The RNA Marker High consists of nine single-stranded RNAs, 200, 500, 1,000, 1,500, 2,000, 3,000, 4,000, 5,000 and 8,000 bases, which are synthesized by in vitro transcription. The RNA Marker High is suitable for determinating size of single-stranded RNAs in denaturing agarose gel electrophoresis. The concentration of each RNA (200-8,000 base) in the marker is approximately 0.1 ug/ul. It is useful for estimating of RNA amount. The RNA Marker High can be visualized by UV light after ethidium bromide staining or exposure to film with end labeling.
Quality Control Testing:
After 18 hr incubation of the RNA Marker High at 37°C, no visible degradation of the marker is observed in formaldehyde-agarose (1%) gel electrophoresis.
10 mM Tris-HCl (pH 8.0) buffer containing 1 mM EDTA
Store at -80 °C. Repeated freeze/thaw cycles should be avoided.
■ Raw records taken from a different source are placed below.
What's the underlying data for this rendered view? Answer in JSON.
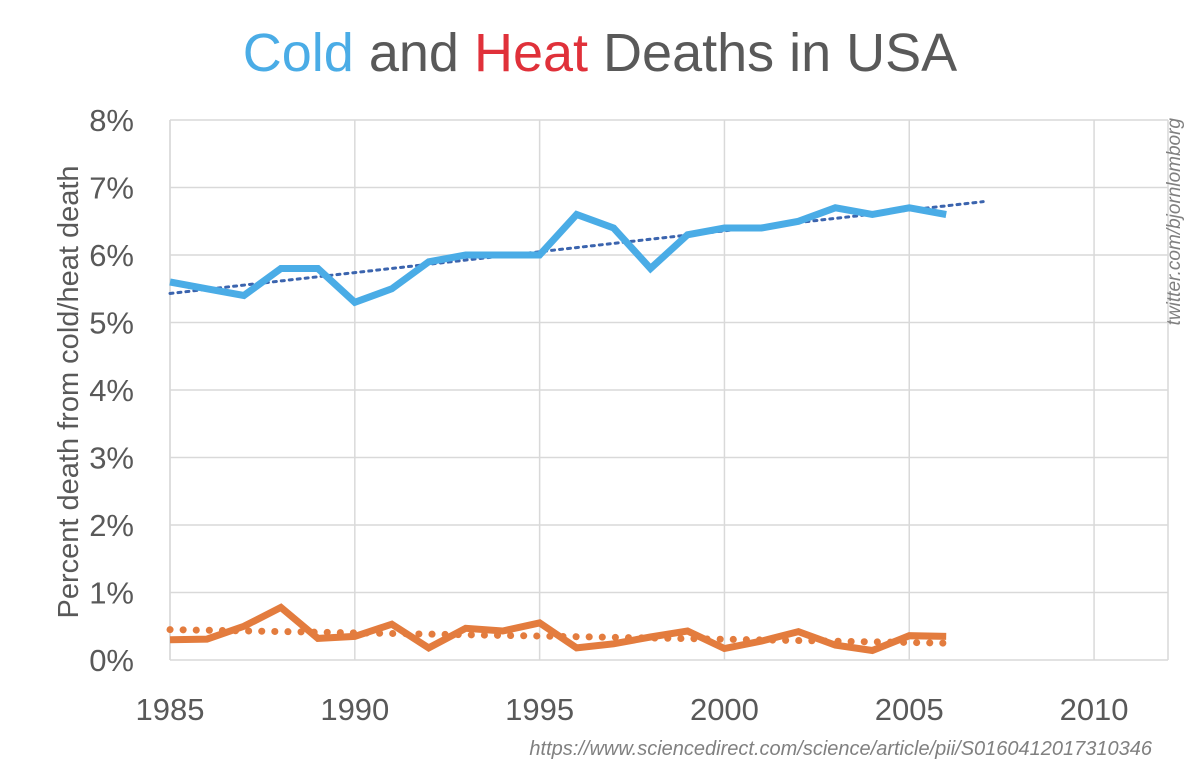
{
  "title": {
    "cold": "Cold",
    "and": " and ",
    "heat": "Heat",
    "rest": " Deaths in USA"
  },
  "colors": {
    "cold": "#4AACE6",
    "heat": "#E0313A",
    "heat_series": "#E37C3E",
    "cold_trend": "#3B64AE",
    "grid": "#d9d9d9",
    "text": "#595959"
  },
  "credit": "twitter.com/bjornlomborg",
  "source": "https://www.sciencedirect.com/science/article/pii/S0160412017310346",
  "chart_data": {
    "type": "line",
    "title": "Cold and Heat Deaths in USA",
    "xlabel": "",
    "ylabel": "Percent death from cold/heat death",
    "xlim": [
      1985,
      2012
    ],
    "ylim": [
      0,
      8
    ],
    "xticks": [
      1985,
      1990,
      1995,
      2000,
      2005,
      2010
    ],
    "yticks": [
      {
        "v": 0,
        "label": "0%"
      },
      {
        "v": 1,
        "label": "1%"
      },
      {
        "v": 2,
        "label": "2%"
      },
      {
        "v": 3,
        "label": "3%"
      },
      {
        "v": 4,
        "label": "4%"
      },
      {
        "v": 5,
        "label": "5%"
      },
      {
        "v": 6,
        "label": "6%"
      },
      {
        "v": 7,
        "label": "7%"
      },
      {
        "v": 8,
        "label": "8%"
      }
    ],
    "grid": true,
    "series": [
      {
        "name": "Cold",
        "color": "#4AACE6",
        "x": [
          1985,
          1986,
          1987,
          1988,
          1989,
          1990,
          1991,
          1992,
          1993,
          1994,
          1995,
          1996,
          1997,
          1998,
          1999,
          2000,
          2001,
          2002,
          2003,
          2004,
          2005,
          2006
        ],
        "values": [
          5.6,
          5.5,
          5.4,
          5.8,
          5.8,
          5.3,
          5.5,
          5.9,
          6.0,
          6.0,
          6.0,
          6.6,
          6.4,
          5.8,
          6.3,
          6.4,
          6.4,
          6.5,
          6.7,
          6.6,
          6.7,
          6.6
        ]
      },
      {
        "name": "Heat",
        "color": "#E37C3E",
        "x": [
          1985,
          1986,
          1987,
          1988,
          1989,
          1990,
          1991,
          1992,
          1993,
          1994,
          1995,
          1996,
          1997,
          1998,
          1999,
          2000,
          2001,
          2002,
          2003,
          2004,
          2005,
          2006
        ],
        "values": [
          0.3,
          0.31,
          0.5,
          0.78,
          0.32,
          0.35,
          0.53,
          0.18,
          0.47,
          0.43,
          0.55,
          0.18,
          0.24,
          0.34,
          0.43,
          0.17,
          0.28,
          0.42,
          0.22,
          0.14,
          0.36,
          0.35
        ]
      }
    ],
    "trendlines": [
      {
        "name": "Cold trend",
        "color": "#3B64AE",
        "style": "dotted-fine",
        "x": [
          1985,
          2007
        ],
        "y": [
          5.43,
          6.79
        ]
      },
      {
        "name": "Heat trend",
        "color": "#E37C3E",
        "style": "dotted-bold",
        "x": [
          1985,
          2006
        ],
        "y": [
          0.45,
          0.25
        ]
      }
    ]
  }
}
RNA is very sensitive to degradation by nucleases. To avoid damaging the RNA Marker High, use extreme care during manipulations to prevent nuclease contamination. Wear gloves and use clean apparatus. Glassware should be pretreated with diethyl pyrocarbonate (DEPC). Nuclease-free disposable plasticware should be used. Solutions and reagents to mix the marker should be high grade and nuclease-free. To use, thaw the RNA Marker High on ice and keep it on ice while using.